When the day finally came for him to return from Europe, they scheduled their first meeting-7:00 p.m. at the Grand Central Station in New York. “You’ll recognize me,” she wrote, “by the red rose I’ll be wearing on my lapel.”

Mr. Blanchard recalls the meeting in Grand Central Station. He says:

‘A young woman in a green suit was coming toward me, beautiful in every way imaginable. I started toward her, entirely forgetting to notice that she was not wearing a rose on her lapel. As I moved, a small, provocative smile curved her lips. “Going my way, soldier?” she murmured.

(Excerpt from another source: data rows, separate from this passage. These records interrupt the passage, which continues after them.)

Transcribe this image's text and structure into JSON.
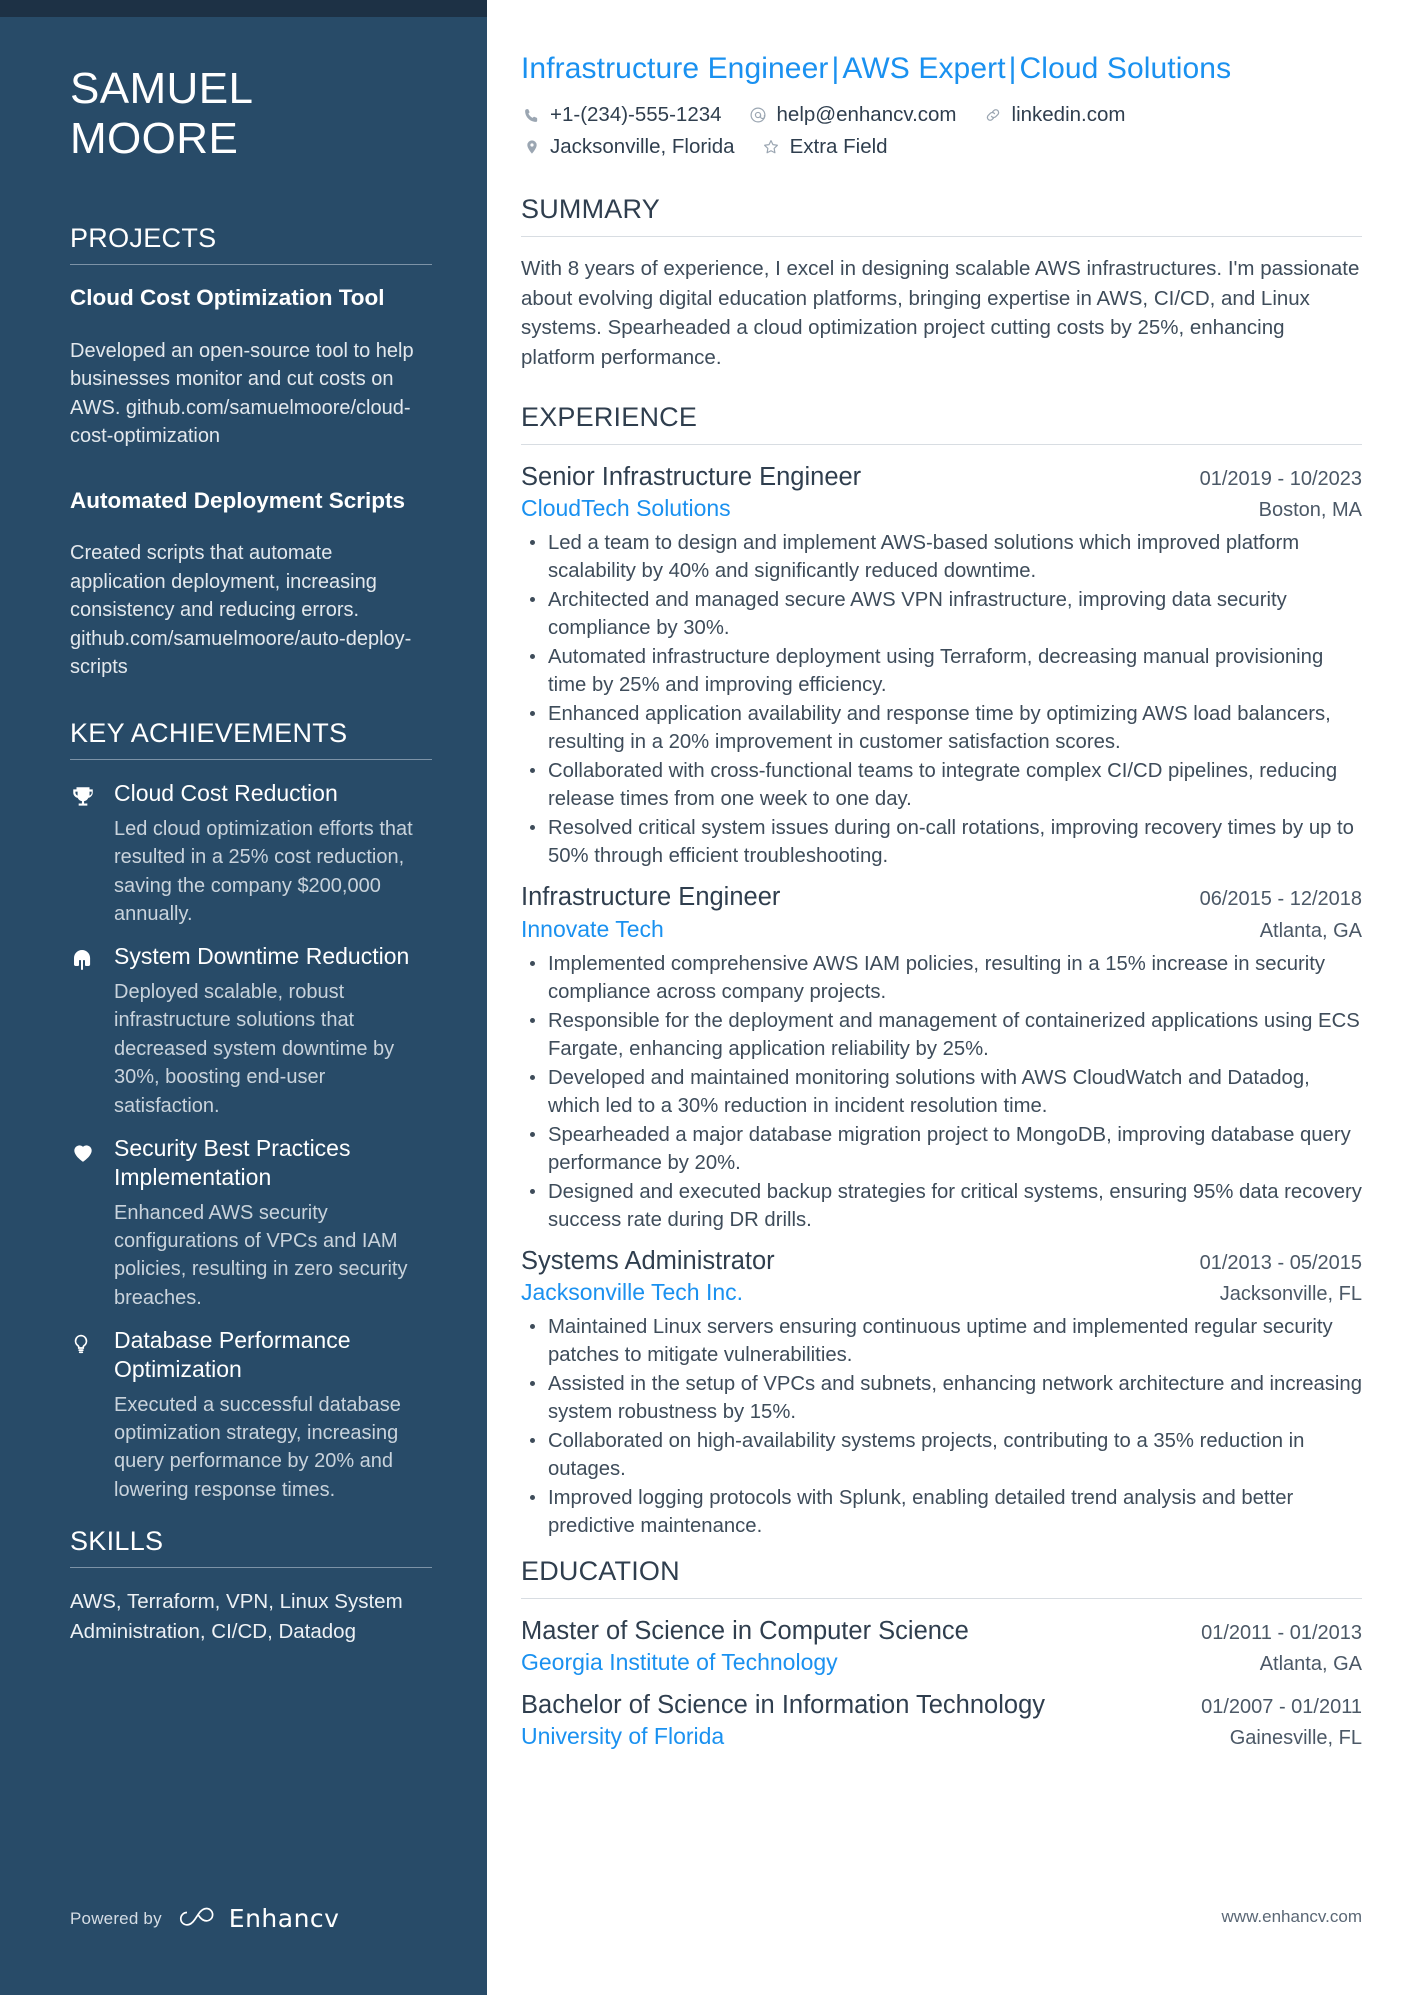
{
  "colors": {
    "sidebar_bg": "#284B68",
    "sidebar_topbar": "#1D3145",
    "accent_blue": "#1A91F0",
    "body_text": "#3E4C5A",
    "heading_text": "#2F3E4E"
  },
  "sidebar": {
    "name_line1": "SAMUEL",
    "name_line2": "MOORE",
    "projects": {
      "title": "PROJECTS",
      "items": [
        {
          "name": "Cloud Cost Optimization Tool",
          "description": "Developed an open-source tool to help businesses monitor and cut costs on AWS. github.com/samuelmoore/cloud-cost-optimization"
        },
        {
          "name": "Automated Deployment Scripts",
          "description": "Created scripts that automate application deployment, increasing consistency and reducing errors. github.com/samuelmoore/auto-deploy-scripts"
        }
      ]
    },
    "key_achievements": {
      "title": "KEY ACHIEVEMENTS",
      "items": [
        {
          "icon": "trophy-icon",
          "title": "Cloud Cost Reduction",
          "description": "Led cloud optimization efforts that resulted in a 25% cost reduction, saving the company $200,000 annually."
        },
        {
          "icon": "helmet-icon",
          "title": "System Downtime Reduction",
          "description": "Deployed scalable, robust infrastructure solutions that decreased system downtime by 30%, boosting end-user satisfaction."
        },
        {
          "icon": "heart-icon",
          "title": "Security Best Practices Implementation",
          "description": "Enhanced AWS security configurations of VPCs and IAM policies, resulting in zero security breaches."
        },
        {
          "icon": "lightbulb-icon",
          "title": "Database Performance Optimization",
          "description": "Executed a successful database optimization strategy, increasing query performance by 20% and lowering response times."
        }
      ]
    },
    "skills": {
      "title": "SKILLS",
      "text": "AWS, Terraform, VPN, Linux System Administration, CI/CD, Datadog"
    },
    "footer": {
      "powered_by": "Powered by",
      "brand": "Enhancv"
    }
  },
  "main": {
    "headline_parts": [
      "Infrastructure Engineer",
      "AWS Expert",
      "Cloud Solutions"
    ],
    "headline_separator": "|",
    "contact": {
      "row1": [
        {
          "icon": "phone-icon",
          "value": "+1-(234)-555-1234"
        },
        {
          "icon": "email-icon",
          "value": "help@enhancv.com"
        },
        {
          "icon": "link-icon",
          "value": "linkedin.com"
        }
      ],
      "row2": [
        {
          "icon": "location-pin-icon",
          "value": "Jacksonville, Florida"
        },
        {
          "icon": "star-icon",
          "value": "Extra Field"
        }
      ]
    },
    "summary": {
      "title": "SUMMARY",
      "text": "With 8 years of experience, I excel in designing scalable AWS infrastructures. I'm passionate about evolving digital education platforms, bringing expertise in AWS, CI/CD, and Linux systems. Spearheaded a cloud optimization project cutting costs by 25%, enhancing platform performance."
    },
    "experience": {
      "title": "EXPERIENCE",
      "jobs": [
        {
          "title": "Senior Infrastructure Engineer",
          "dates": "01/2019 - 10/2023",
          "company": "CloudTech Solutions",
          "location": "Boston, MA",
          "bullets": [
            "Led a team to design and implement AWS-based solutions which improved platform scalability by 40% and significantly reduced downtime.",
            "Architected and managed secure AWS VPN infrastructure, improving data security compliance by 30%.",
            "Automated infrastructure deployment using Terraform, decreasing manual provisioning time by 25% and improving efficiency.",
            "Enhanced application availability and response time by optimizing AWS load balancers, resulting in a 20% improvement in customer satisfaction scores.",
            "Collaborated with cross-functional teams to integrate complex CI/CD pipelines, reducing release times from one week to one day.",
            "Resolved critical system issues during on-call rotations, improving recovery times by up to 50% through efficient troubleshooting."
          ]
        },
        {
          "title": "Infrastructure Engineer",
          "dates": "06/2015 - 12/2018",
          "company": "Innovate Tech",
          "location": "Atlanta, GA",
          "bullets": [
            "Implemented comprehensive AWS IAM policies, resulting in a 15% increase in security compliance across company projects.",
            "Responsible for the deployment and management of containerized applications using ECS Fargate, enhancing application reliability by 25%.",
            "Developed and maintained monitoring solutions with AWS CloudWatch and Datadog, which led to a 30% reduction in incident resolution time.",
            "Spearheaded a major database migration project to MongoDB, improving database query performance by 20%.",
            "Designed and executed backup strategies for critical systems, ensuring 95% data recovery success rate during DR drills."
          ]
        },
        {
          "title": "Systems Administrator",
          "dates": "01/2013 - 05/2015",
          "company": "Jacksonville Tech Inc.",
          "location": "Jacksonville, FL",
          "bullets": [
            "Maintained Linux servers ensuring continuous uptime and implemented regular security patches to mitigate vulnerabilities.",
            "Assisted in the setup of VPCs and subnets, enhancing network architecture and increasing system robustness by 15%.",
            "Collaborated on high-availability systems projects, contributing to a 35% reduction in outages.",
            "Improved logging protocols with Splunk, enabling detailed trend analysis and better predictive maintenance."
          ]
        }
      ]
    },
    "education": {
      "title": "EDUCATION",
      "items": [
        {
          "degree": "Master of Science in Computer Science",
          "dates": "01/2011 - 01/2013",
          "school": "Georgia Institute of Technology",
          "location": "Atlanta, GA"
        },
        {
          "degree": "Bachelor of Science in Information Technology",
          "dates": "01/2007 - 01/2011",
          "school": "University of Florida",
          "location": "Gainesville, FL"
        }
      ]
    },
    "footer_url": "www.enhancv.com"
  }
}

Intuitively, I stepped toward her, but then I saw Hollis Maynell. She was standing almost directly behind the girl. A woman well past 40, she was hardly the picture of beauty compared to the young lady standing in front of her, but that girl was walking quickly away. I felt as though I was split in two, so keen was my desire to follow the young beauty, and yet so deep was my longing for the woman who had been my deepest companion in the last year. And there she stood. I did not hesitate. My finger gripped the small worn blue leather copy of the book that was to identify me to her. This would not be love, but it would be a precious and wonderful friendship, for which I would always be grateful. I squared my shoulders and saluted and held out the book to the woman, even though while I spoke I felt choked by the bitterness of my disappointment. “I’m Lieutenant John Blanchard, and you must be Miss Maynell. I am so glad you could meet me; may I take you to dinner?”

The woman’s face broadened into a tolerant smile. “I don’t know what this is all about, son, “ she answered, “but the young lady in the green suit who just went by, she begged me to wear this rose on my coat. And she said if you were to ask me out to dinner, I should go and tell you that she is waiting for you in a big restaurant across the street. She said it was some kind of a test!”

It’s not difficult to understand and admire Miss Maynell’s wisdom. The true nature of a heart is seen in its response to the unattractive. “Tell me whom you love,” a French novelist writes, “And I will tell you who you are.’”

That young soldier looked first to the deep inner beauty he knew to be true of Miss Maynell. Her outward appearance was only secondary. Whether we sleep on Egyptian cotton or on cardboard, whether we eat rice or steak, whether we are in prisons or hospitals, whether we worship on Sunday mornings or not at all, we are all created in God’s image. And somewhere within all of us, however deep it may be buried, we bear the beautiful mark of our creator. Jesus looks beyond all the stereotypes and outward appearances to the image of God within every person. Jesus doesn’t judge us on our past mistakes. He simply sees the beauty that is yet to be released in all people. Jesus thinks only of what we might be. He doesn’t fixate or focus on what we have been or even what we are; nor should we. When we are out in the world, our job is to find the people that are the social outcasts and not to heap on judgment, but demonstrate to them the love of the One who called a tax collector to be his disciple. Let’s be that kind of church; the church with open doors.

Before we scatter our separate ways this morning, we have an opportunity to live together the idea of a church with open doors. We are about to share in Communion. In the United Methodist Church, we practice “Open Communion,” which means that anyone who wishes to know Jesus more fully is invited to share. All are welcome at the Lord’s Table. And this is the Spirit we try to exemplify as a church because this is the Spirit that Jesus showed. Let us remember that as we eat and drink together this morning.